ROCK ISLAND, Ill. — President Obama plans to make a major speech in early September laying out new proposals for job creation and taming the federal debt, according to the White House.
Obama is expected to make fresh proposals, possibly including tax cuts and new infrastructure spending, to spur hiring.
The president will also lay out a plan to trim far more from the federal debt than the $1.5 trillion target of a congressional “supercommittee” that is supposed to issue a proposal for Congress by Thanksgiving, the White House said. The plan is likely to include proposals for an overhaul of the tax code and entitlements.
The speech will be given right after Labor Day and is likely to contain a mix of tax cuts to create jobs, new infrastructure spending and measures targeting the long-term unemployed and specific sectors of the economy in need. The venue has not yet been chosen, and the mix of proposals to be included is still being decided, a senior administration official said.
White House press secretary Jay Carney said Obama’s plan will consist of two separate proposals — one aimed at creating jobs and the other at reducing the deficit. The deficit-reduction plan would be delivered to the 12-member bipartisan supercommittee.

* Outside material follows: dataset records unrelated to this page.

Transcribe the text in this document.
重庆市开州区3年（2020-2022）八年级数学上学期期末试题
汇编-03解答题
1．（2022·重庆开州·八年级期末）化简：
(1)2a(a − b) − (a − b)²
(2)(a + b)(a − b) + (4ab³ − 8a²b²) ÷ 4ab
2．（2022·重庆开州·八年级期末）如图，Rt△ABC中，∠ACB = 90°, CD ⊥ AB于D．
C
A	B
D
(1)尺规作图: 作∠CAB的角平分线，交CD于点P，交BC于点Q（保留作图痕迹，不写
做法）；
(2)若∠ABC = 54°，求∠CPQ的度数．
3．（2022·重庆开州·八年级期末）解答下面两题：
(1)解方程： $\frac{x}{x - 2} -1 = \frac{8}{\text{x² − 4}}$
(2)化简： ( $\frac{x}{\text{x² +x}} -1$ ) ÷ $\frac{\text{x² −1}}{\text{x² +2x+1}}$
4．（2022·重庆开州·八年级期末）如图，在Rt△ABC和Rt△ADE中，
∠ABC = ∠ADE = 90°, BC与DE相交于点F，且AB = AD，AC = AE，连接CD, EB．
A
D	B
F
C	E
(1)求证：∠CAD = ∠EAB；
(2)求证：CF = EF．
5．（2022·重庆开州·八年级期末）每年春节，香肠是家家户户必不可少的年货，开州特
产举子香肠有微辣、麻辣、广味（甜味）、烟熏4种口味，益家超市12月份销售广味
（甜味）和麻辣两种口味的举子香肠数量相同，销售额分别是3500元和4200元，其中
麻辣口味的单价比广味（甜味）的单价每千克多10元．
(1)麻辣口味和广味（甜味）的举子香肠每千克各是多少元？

“In early September, we will put forward proposals for jobs creating ideas and economic growth ideas,” Carney said on MSNBC’s “The Daily Rundown” show Wednesday morning. “We want to be aggressive with deficit reduction that helps pay for things you need to do in the near term to grow the economy.”
Carney added that the president sees his latest jobs plans as “a continuation” of the efforts he has made to boost the economy since taking office.
“When he was sworn into office, the economy was hemorrhaging jobs,” Carney said. “We’re digging out of the hole. The economy has been growing, but too slowly. . . . We are doing things to keep growing the economy.”
Obama has said he hopes that his Republican adversaries in Congress hear from their constituents about the need for Congress to compromise with the White House on the new proposals.
“One of the reasons it’s so good and important to be out in Iowa and in the country is to hear from folks who are fed up with Washington’s inability to act,” Carney said of Obama’s three-day Midwestern bus tour. “They just want things done. . . . It requires compromise, and the president has demonstrated his ability to compromise.”
Word of the planned speech comes on the final day of Obama’s tour, which on Tuesday brought him through the idyllic landscapes of rural Iowa, armed with several measures that he said would boost the economy there. On Wednesday, Obama headed to western Illinois to host town halls in Atkinson and Alpha.
Obama’s proposals will include new spending on jobs but will also attempt to pay for that spending later on through ambitious deficit reduction, the administration official said.
The president’s economic team has been working on the package since the end of the debt-ceiling debate earlier this month. After the early September speech, Obama is expected to continue to advance new economic ideas.